I don't quite comprehend the inner workings of RC chargers, but I know they 'step up' input voltage to charge/output batteries at higher voltages. Just as example I bought this charger a while back when I was charging 6S lipos, decent watts per channel. I think the power supply I got at the time 24V but I think the charger itself can accept a range of input voltage, charging time will vary. RC guys are always in a hurry to recycle packs at the field but sounds like you would be more trickling in between sessions.
https://www.progressiverc.com/icharger-406duo.html


----------



## CalgaryPT (Jan 29, 2020)

Nor do I but I will have to learn. I use a lithium pack for the TX but the real charging issue is the mower and power units themselves. The power unit uses two 24V AGM (scooter) batteries in series to drive two 250 Watt 24V motors. I have a 24V battery tender for that, but eventually want to solar charge these batteries with a 12VDC 15W solar panel I have. I'm thinking about building a circuit that will first charge one battery @12V, then switch over and charge the other. Then it will alternate back and forth to trickle them at 12V, so when I reconnect them again I'll have 24V to power the drive unit. My calculations show I should get 60-90 mins of drive time from these two 35 AH batteries. They are the weak point in the project, but that is still more than enough time to mow my small yard.
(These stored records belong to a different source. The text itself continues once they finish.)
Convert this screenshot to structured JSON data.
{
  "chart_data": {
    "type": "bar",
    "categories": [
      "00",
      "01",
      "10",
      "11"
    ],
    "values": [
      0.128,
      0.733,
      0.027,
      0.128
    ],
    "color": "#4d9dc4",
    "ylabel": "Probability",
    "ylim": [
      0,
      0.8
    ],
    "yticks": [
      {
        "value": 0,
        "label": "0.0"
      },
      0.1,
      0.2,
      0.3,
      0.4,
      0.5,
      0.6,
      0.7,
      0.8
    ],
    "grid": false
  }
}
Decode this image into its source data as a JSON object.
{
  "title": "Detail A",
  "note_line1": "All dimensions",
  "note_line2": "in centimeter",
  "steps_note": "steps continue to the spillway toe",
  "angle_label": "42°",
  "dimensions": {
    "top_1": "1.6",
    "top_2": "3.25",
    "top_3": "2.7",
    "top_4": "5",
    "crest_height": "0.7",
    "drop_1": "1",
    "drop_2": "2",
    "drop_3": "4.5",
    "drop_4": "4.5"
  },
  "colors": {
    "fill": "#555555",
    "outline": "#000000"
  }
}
The mower motor for the blade uses a separate 40V lithium power pack. I need to learn more about these so I can build a replacement pack as I am sure in a few years I won't be able to find one.


----------



## YotaBota (Jan 30, 2020)

All it needs now is a seat for pooch.
https://duckduckgo.com/?q=dog+driving+tractor&t=canonical&ia=images&iax=images


----------



## CalgaryPT (Jan 30, 2020)

That's too funny.


----------



## DPittman (Jan 30, 2020)

CalgaryPT said:


> Nor do I but I will have to learn. I use a lithium pack for the TX but the real charging issue is the mower and power units themselves. The power unit uses two 24V AGM (scooter) batteries in series to drive two 250 Watt 24V motors. I have a 24V battery tender for that, but eventually want to solar charge these batteries with a 12VDC 15W solar panel I have. I'm thinking about building a circuit that will first charge one battery @12V, then switch over and charge the other. Then it will alternate back and forth to trickle them at 12V, so when I reconnect them again I'll have 24V to power the drive unit. My calculations show I should get 60-90 mins of drive time from these two 35 AH batteries. They are the weak point in the project, but that is still more than enough time to mow my small yard.
> 
> The mower motor for the blade uses a separate 40V lithium power pack. I need to learn more about these so I can build a replacement pack as I am sure in a few years I won't be able to find one.


Looking good!


----------